If you are faced with eviction for rent arrears it is important to take whatever steps you can to prevent this from happening. It may be difficult for you to find a new place to live if you have been evicted for rent arrears.

Landlords can evict you for rent arrears

Your landlord can take you to court if you have rent arrears. The landlord can ask the court to order you to pay any unpaid rent and evict you from your home. You might have to pay court costs as well as the money you owe.

The sooner you get advice the better. Even if you end up in court, there is often a solution. Call Shelter's advice helpline or use Shelter's directory to find a local advice centre.

Alternatively, contact Civil Legal Advice. You may be able to get help from their legal advisers if you qualify for Legal Help funding. Be prepared to answer questions about your income and savings so the helpline adviser can tell you if you qualify.

Act as quickly as possible or your options may be very limited. Don't wait until the last minute.

Landlord's options for dealing with rent arrears

If you have rent arrears, your landlord could decide to do any of these things:

  • negotiate with you to pay back the money you owe
  • apply to the court for a money judgment to force you to pay back the arrears
  • apply to the court to have you evicted
  • if you live with your landlord, just ask you to leave

Negotiating with your landlord

Contacting your landlord shows that you are serious about trying to fix the problem. It gives both you and your landlord an opportunity to go through the available options.

You may need to ask for time to pay the arrears back in stages or time for a housing benefit claim to be processed. 

If your landlord decides to go ahead with court action, it will help your case if you can show you explained what caused your arrears and made suggestions for how to tackle them.

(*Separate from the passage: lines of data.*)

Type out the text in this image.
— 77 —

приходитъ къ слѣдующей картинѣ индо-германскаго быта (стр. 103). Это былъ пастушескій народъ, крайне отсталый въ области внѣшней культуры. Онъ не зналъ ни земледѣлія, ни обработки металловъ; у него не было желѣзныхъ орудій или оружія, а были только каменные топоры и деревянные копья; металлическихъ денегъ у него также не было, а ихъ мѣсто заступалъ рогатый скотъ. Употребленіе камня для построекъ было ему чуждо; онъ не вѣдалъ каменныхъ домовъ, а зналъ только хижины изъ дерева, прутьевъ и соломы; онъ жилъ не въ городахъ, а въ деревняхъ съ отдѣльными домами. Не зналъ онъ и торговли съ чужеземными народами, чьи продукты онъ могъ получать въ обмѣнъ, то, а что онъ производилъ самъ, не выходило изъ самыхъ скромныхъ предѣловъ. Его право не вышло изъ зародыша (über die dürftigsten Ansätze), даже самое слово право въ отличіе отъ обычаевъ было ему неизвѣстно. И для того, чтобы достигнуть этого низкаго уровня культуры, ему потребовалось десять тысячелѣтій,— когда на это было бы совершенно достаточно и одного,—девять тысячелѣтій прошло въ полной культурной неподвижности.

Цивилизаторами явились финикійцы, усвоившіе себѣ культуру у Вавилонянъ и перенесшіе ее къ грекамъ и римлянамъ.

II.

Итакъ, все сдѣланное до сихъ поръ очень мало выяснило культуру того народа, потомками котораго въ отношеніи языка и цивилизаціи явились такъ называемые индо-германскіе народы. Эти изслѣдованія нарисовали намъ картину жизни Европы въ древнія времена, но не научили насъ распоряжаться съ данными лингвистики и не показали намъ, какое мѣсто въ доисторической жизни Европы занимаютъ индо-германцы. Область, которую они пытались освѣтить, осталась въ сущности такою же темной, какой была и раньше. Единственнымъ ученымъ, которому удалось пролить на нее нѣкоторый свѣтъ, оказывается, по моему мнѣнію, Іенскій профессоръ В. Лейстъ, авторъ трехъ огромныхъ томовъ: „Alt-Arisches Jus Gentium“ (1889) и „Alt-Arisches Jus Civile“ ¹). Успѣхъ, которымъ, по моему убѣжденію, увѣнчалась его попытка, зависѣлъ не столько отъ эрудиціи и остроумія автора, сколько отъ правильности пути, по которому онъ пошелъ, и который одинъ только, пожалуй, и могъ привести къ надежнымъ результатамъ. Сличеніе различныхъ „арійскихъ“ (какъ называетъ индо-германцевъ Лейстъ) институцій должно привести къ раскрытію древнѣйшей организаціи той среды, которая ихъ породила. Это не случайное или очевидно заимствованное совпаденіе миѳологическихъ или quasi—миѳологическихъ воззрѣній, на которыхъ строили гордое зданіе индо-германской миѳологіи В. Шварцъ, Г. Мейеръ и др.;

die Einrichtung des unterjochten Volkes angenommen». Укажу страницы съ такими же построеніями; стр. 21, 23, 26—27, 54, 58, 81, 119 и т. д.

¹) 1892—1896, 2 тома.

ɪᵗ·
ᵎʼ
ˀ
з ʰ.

Some tenants are easier to evict

Most private tenants have assured shorthold tenancies. A court order is needed for the eviction of an assured shorthold tenant. Landlords usually follow a straightforward process to get a court order. Only a court bailiff can carry out the eviction.

It is even easier for private landlords to evict you if you are an excluded occupier (this includes most lodgers) or an occupier with basic protection (for example if you are a student in halls of residence).

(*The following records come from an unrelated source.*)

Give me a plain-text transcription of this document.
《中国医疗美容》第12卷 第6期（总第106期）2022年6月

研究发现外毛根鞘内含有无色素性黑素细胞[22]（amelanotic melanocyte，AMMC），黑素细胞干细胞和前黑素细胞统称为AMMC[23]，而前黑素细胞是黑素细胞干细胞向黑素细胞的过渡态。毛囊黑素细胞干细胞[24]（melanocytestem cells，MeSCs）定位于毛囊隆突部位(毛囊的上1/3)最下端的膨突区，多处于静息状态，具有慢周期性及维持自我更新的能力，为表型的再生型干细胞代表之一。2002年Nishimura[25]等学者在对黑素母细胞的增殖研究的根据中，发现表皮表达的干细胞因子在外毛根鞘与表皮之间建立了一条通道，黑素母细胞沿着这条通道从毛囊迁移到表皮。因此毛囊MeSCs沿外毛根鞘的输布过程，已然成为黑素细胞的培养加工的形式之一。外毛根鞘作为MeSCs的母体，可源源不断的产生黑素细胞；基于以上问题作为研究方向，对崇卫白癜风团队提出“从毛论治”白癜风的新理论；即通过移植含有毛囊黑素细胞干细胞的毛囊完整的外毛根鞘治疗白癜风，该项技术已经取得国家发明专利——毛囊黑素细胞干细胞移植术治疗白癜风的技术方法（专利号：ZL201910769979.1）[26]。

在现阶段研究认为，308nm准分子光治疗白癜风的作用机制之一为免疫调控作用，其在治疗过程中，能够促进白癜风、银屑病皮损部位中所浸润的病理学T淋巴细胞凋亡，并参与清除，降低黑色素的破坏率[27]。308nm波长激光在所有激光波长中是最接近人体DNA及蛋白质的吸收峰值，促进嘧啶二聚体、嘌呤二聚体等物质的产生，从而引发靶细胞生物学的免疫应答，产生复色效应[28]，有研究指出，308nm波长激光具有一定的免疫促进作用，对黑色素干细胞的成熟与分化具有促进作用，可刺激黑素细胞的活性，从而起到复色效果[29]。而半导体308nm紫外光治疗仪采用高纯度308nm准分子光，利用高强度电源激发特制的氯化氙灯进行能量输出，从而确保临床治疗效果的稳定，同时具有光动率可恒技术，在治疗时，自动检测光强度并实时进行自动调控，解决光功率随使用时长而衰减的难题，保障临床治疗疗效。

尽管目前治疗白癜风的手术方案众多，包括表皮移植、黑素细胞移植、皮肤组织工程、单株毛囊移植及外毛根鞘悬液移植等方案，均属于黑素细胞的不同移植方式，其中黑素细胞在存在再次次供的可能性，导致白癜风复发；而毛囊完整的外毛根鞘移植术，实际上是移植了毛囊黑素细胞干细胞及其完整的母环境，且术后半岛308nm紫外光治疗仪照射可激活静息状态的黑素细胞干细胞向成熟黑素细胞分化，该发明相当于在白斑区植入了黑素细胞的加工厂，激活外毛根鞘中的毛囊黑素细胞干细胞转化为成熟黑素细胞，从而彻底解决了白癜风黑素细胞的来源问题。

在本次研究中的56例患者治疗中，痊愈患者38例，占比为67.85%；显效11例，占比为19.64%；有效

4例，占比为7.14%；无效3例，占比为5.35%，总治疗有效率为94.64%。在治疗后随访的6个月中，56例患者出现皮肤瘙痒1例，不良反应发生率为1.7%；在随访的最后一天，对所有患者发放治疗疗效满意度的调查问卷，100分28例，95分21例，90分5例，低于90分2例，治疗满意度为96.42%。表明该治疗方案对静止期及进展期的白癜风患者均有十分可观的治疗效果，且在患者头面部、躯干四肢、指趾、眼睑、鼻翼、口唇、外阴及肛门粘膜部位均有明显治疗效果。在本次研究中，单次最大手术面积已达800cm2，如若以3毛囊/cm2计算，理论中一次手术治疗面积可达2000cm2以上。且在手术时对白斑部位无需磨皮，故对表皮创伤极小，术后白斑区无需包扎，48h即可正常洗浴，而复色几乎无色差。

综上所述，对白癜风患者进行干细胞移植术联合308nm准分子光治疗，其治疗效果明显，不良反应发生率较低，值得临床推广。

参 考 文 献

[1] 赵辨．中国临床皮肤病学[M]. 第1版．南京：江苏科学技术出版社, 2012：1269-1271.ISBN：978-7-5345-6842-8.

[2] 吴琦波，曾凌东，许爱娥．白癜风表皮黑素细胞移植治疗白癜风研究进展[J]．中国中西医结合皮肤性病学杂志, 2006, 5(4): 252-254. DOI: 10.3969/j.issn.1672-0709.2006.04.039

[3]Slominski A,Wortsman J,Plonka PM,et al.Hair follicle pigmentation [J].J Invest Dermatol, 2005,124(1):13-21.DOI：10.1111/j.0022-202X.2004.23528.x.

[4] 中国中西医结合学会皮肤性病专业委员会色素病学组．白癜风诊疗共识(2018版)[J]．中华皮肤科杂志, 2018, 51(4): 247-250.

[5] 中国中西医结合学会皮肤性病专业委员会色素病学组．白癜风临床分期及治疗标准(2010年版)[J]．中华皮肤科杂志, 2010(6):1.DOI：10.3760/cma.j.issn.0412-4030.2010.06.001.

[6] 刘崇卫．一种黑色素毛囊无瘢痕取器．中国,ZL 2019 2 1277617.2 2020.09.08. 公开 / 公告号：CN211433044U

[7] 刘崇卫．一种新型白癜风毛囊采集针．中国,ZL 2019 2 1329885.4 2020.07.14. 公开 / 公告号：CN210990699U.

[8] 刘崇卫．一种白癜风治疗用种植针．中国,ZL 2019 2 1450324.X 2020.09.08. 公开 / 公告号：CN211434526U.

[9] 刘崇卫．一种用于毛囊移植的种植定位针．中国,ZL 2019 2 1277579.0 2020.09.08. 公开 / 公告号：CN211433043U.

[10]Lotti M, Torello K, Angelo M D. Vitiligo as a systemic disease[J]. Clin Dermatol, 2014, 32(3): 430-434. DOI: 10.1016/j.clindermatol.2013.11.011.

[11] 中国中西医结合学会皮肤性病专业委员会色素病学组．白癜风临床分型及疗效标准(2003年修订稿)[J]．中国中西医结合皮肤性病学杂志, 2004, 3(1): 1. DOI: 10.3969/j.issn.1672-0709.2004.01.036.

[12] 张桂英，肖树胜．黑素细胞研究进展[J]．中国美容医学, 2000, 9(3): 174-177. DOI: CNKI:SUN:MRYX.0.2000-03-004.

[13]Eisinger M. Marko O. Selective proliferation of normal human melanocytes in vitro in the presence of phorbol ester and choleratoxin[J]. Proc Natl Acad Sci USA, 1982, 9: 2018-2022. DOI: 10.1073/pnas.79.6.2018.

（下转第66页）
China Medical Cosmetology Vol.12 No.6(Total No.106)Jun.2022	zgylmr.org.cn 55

Some council tenants have introductory tenancies or demoted tenancies, which means that they are living in the property on a trial or probationary basis. If you miss rent payments while you have one of these tenancies, the council can evict you very easily.

If the council hasn't started the eviction process before the end of the trial period, then your tenancy becomes a secure tenancy and it is harder for the council to evict you.

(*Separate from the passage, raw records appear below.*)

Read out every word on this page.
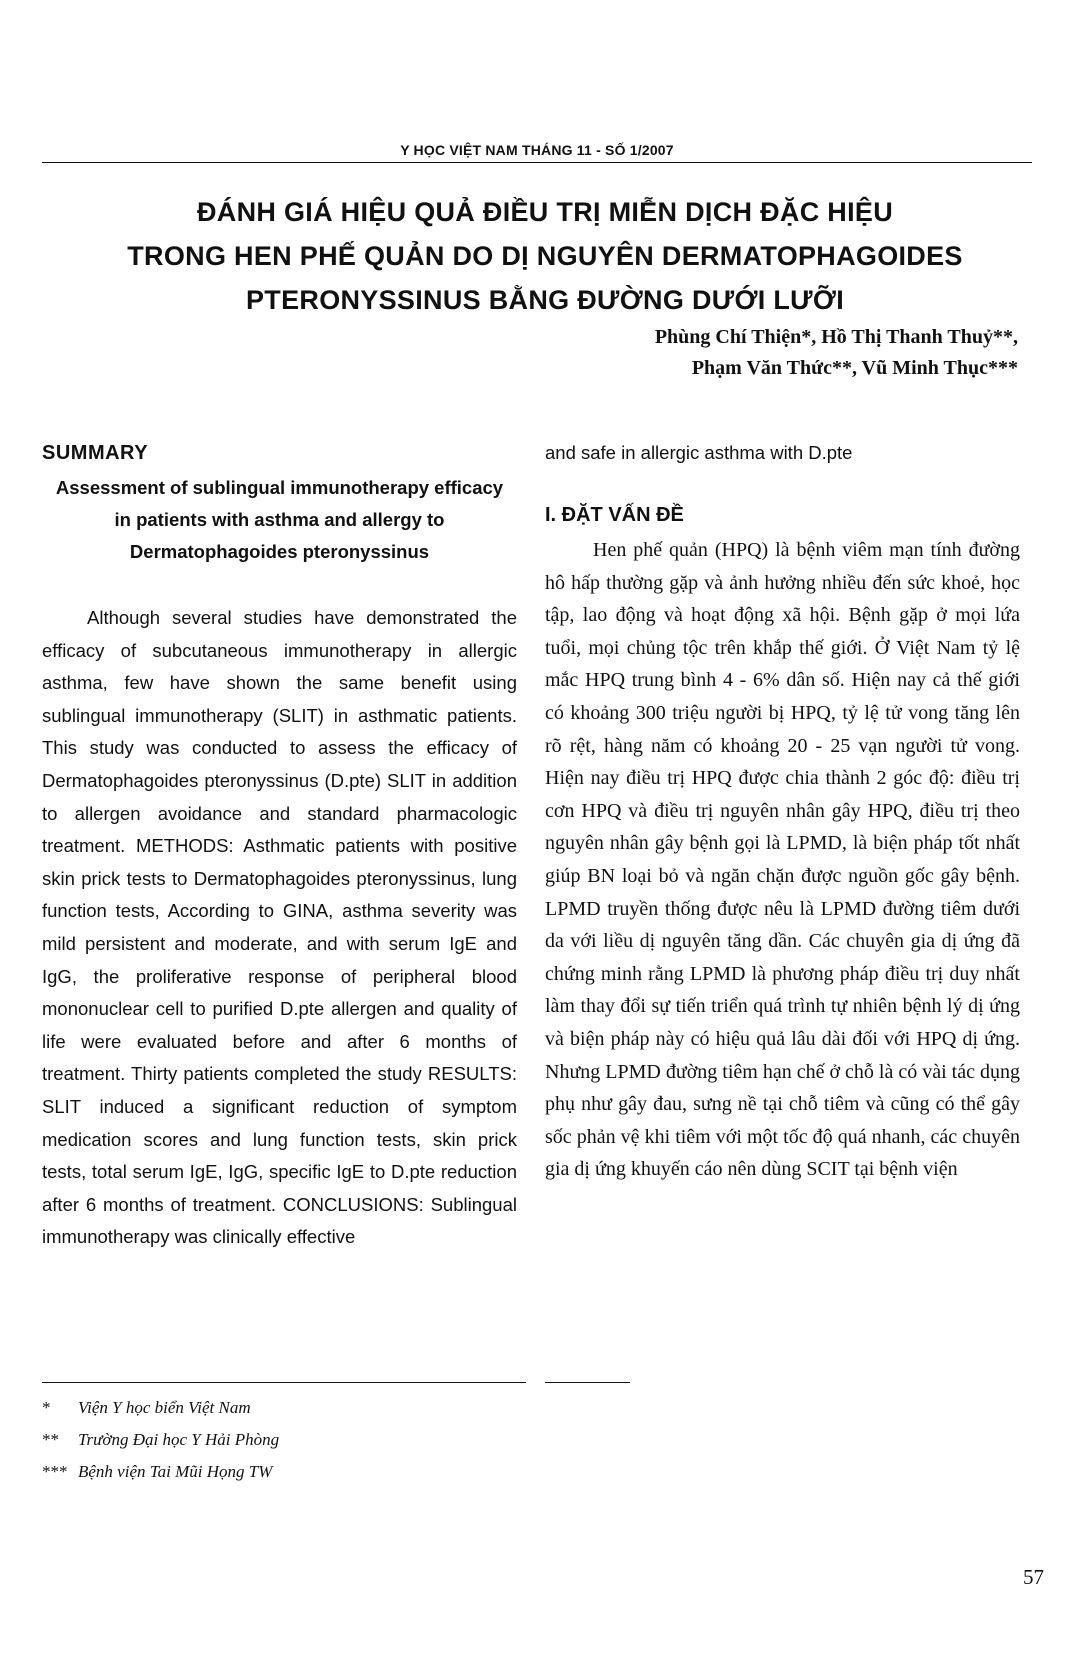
Y HỌC VIỆT NAM THÁNG 11 - SỐ 1/2007
ĐÁNH GIÁ HIỆU QUẢ ĐIỀU TRỊ MIỄN DỊCH ĐẶC HIỆU
TRONG HEN PHẾ QUẢN DO DỊ NGUYÊN DERMATOPHAGOIDES
PTERONYSSINUS BẰNG ĐƯỜNG DƯỚI LƯỠI
Phùng Chí Thiện*, Hồ Thị Thanh Thuỷ**,
Phạm Văn Thức**, Vũ Minh Thục***
SUMMARY
Assessment of sublingual immunotherapy efficacy in patients with asthma and allergy to Dermatophagoides pteronyssinus

Although several studies have demonstrated the efficacy of subcutaneous immunotherapy in allergic asthma, few have shown the same benefit using sublingual immunotherapy (SLIT) in asthmatic patients. This study was conducted to assess the efficacy of Dermatophagoides pteronyssinus (D.pte) SLIT in addition to allergen avoidance and standard pharmacologic treatment. METHODS: Asthmatic patients with positive skin prick tests to Dermatophagoides pteronyssinus, lung function tests, According to GINA, asthma severity was mild persistent and moderate, and with serum IgE and IgG, the proliferative response of peripheral blood mononuclear cell to purified D.pte allergen and quality of life were evaluated before and after 6 months of treatment. Thirty patients completed the study RESULTS: SLIT induced a significant reduction of symptom medication scores and lung function tests, skin prick tests, total serum IgE, IgG, specific IgE to D.pte reduction after 6 months of treatment. CONCLUSIONS: Sublingual immunotherapy was clinically effective

and safe in allergic asthma with D.pte

I. ĐẶT VẤN ĐỀ

Hen phế quản (HPQ) là bệnh viêm mạn tính đường hô hấp thường gặp và ảnh hưởng nhiều đến sức khoẻ, học tập, lao động và hoạt động xã hội. Bệnh gặp ở mọi lứa tuổi, mọi chủng tộc trên khắp thế giới. Ở Việt Nam tỷ lệ mắc HPQ trung bình 4 - 6% dân số. Hiện nay cả thế giới có khoảng 300 triệu người bị HPQ, tỷ lệ tử vong tăng lên rõ rệt, hàng năm có khoảng 20 - 25 vạn người tử vong. Hiện nay điều trị HPQ được chia thành 2 góc độ: điều trị cơn HPQ và điều trị nguyên nhân gây HPQ, điều trị theo nguyên nhân gây bệnh gọi là LPMD, là biện pháp tốt nhất giúp BN loại bỏ và ngăn chặn được nguồn gốc gây bệnh. LPMD truyền thống được nêu là LPMD đường tiêm dưới da với liều dị nguyên tăng dần. Các chuyên gia dị ứng đã chứng minh rằng LPMD là phương pháp điều trị duy nhất làm thay đổi sự tiến triển quá trình tự nhiên bệnh lý dị ứng và biện pháp này có hiệu quả lâu dài đối với HPQ dị ứng. Nhưng LPMD đường tiêm hạn chế ở chỗ là có vài tác dụng phụ như gây đau, sưng nề tại chỗ tiêm và cũng có thể gây sốc phản vệ khi tiêm với một tốc độ quá nhanh, các chuyên gia dị ứng khuyến cáo nên dùng SCIT tại bệnh viện

* Viện Y học biển Việt Nam
** Trường Đại học Y Hải Phòng
*** Bệnh viện Tai Mũi Họng TW
57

There are similar rules for housing association tenants who have a starter tenancy (normally an assured shorthold) or a demoted tenancy.

Contact an adviser as soon as you think you may have problems paying the rent.

Ending your tenancy to limit the amount of arrears

When you decide to leave your home, you must end your tenancy properly. You must tell your landlord that you are leaving and give the landlord the correct written notice to avoid increasing any arrears that you have.

If you simply move out, you still need to end the tenancy by giving the correct notice. You may also be responsible for paying the rent until the end of the notice period.

For most tenancies, you have to give at least four weeks' notice.

If you have a fixed-term tenancy, you may need to give more notice and are usually responsible for paying the rent until the end of the fixed-term.

Check your tenancy agreement or contact an adviser if you are not sure how much notice you need to give.

Your landlord can usually take you to court for any money that you owe, even after you have left the property .

Rehousing following eviction for rent arrears

It may be difficult for you to find a new place to live if you don't pay off your rent arrears or are evicted.

Some councils may say you can't go on the waiting list for a permanent home because of rent arrears.

Your local council may decide you are intentionally homeless if you have been evicted because of rent arrears. Even if you are homeless, the council may not have a duty to rehouse you.

Private landlords ask for a reference from your last landlord and might not accept you as a tenant if you've been evicted for rent arrears.